Pre-GRPO: Baseline Initialization for GRPO

Updated 11 November 2025

Pre-GRPO is a suite of baseline optimization methods, including supervised fine-tuning, maximum-likelihood training, and direct preference optimization, that prepares models for effective groupwise policy refinement.
It ensures initial policy accuracy and maximizes reward variance to avoid gradient collapse during the subsequent GRPO phase.
Empirical studies show that omitting pre-GRPO leads to significant performance degradation, underscoring its critical role in multi-stage RL optimization.

Pre-GRPO refers to the collection of initialization and baseline optimization methods employed before the application of Group Relative Policy Optimization (GRPO) in preference-based or reinforcement learning contexts.

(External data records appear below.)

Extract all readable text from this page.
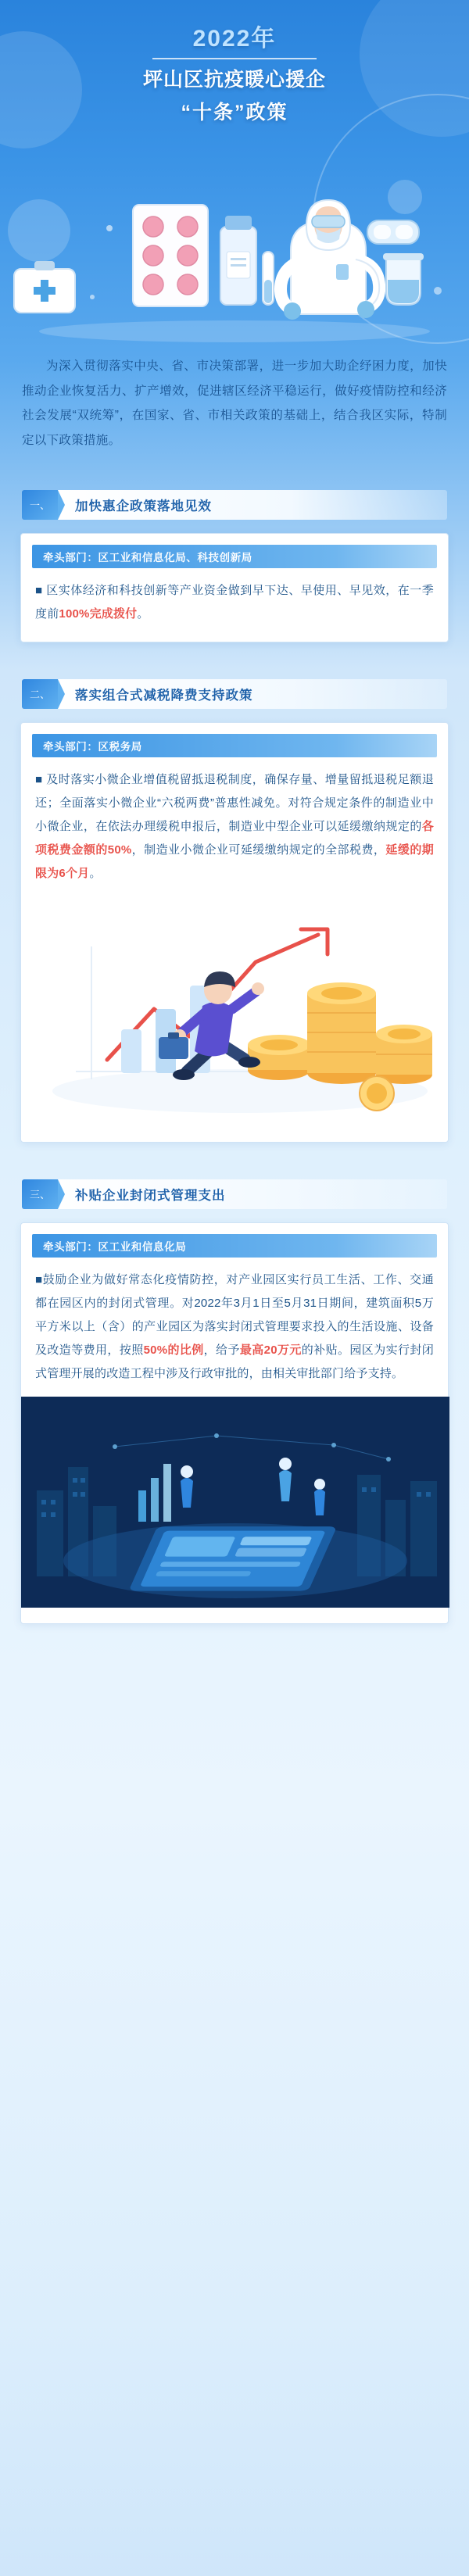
2022年
坪山区抗疫暖心援企
“十条”政策
为深入贯彻落实中央、省、市决策部署，进一步加大助企纾困力度，加快推动企业恢复活力、扩产增效，促进辖区经济平稳运行，做好疫情防控和经济社会发展“双统筹”，在国家、省、市相关政策的基础上，结合我区实际，特制定以下政策措施。
一、	加快惠企政策落地见效
牵头部门：区工业和信息化局、科技创新局
■ 区实体经济和科技创新等产业资金做到早下达、早使用、早见效，在一季度前100%完成拨付。
二、	落实组合式减税降费支持政策
牵头部门：区税务局
■ 及时落实小微企业增值税留抵退税制度，确保存量、增量留抵退税足额退还；全面落实小微企业“六税两费”普惠性减免。对符合规定条件的制造业中小微企业，在依法办理缓税申报后，制造业中型企业可以延缓缴纳规定的各项税费金额的50%，制造业小微企业可延缓缴纳规定的全部税费，延缓的期限为6个月。
三、	补贴企业封闭式管理支出
牵头部门：区工业和信息化局
■鼓励企业为做好常态化疫情防控，对产业园区实行员工生活、工作、交通都在园区内的封闭式管理。对2022年3月1日至5月31日期间，建筑面积5万平方米以上（含）的产业园区为落实封闭式管理要求投入的生活设施、设备及改造等费用，按照50%的比例，给予最高20万元的补贴。园区为实行封闭式管理开展的改造工程中涉及行政审批的，由相关审批部门给予支持。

Across the literature, pre-GRPO regimes are essential for ensuring stable and effective GRPO, serving as the foundation upon which relative or groupwise policy refinement can proceed. The precise nature of “pre-GRPO” depends on the domain and research problem, but generally encompasses either supervised fine-tuning, maximum-likelihood (cross-entropy) training, or reward-free preference optimization, all prior to the introduction of the groupwise comparative structure central to GRPO.

1. Conceptual Overview and Purpose

Pre-GRPO denotes the initial phase in multi-stage optimization pipelines where the model is equipped with sufficient baseline capability or policy competence before groupwise relative optimization begins. Pre-GRPO serves several critical purposes:

It lifts initial policy accuracy to a regime where the model can produce outputs sufficiently well-formed to support relative comparisons, i.e., so groupwise rewards are nontrivial and gradients do not vanish.
It provides a reference policy (typically the model at the end of pre-GRPO) against which the GRPO loss is defined in KL-regularized settings.
In reward-free RLHF, pre-GRPO typically refers to Direct Preference Optimization (DPO), providing a globally-aligned baseline before robust group-specific optimization.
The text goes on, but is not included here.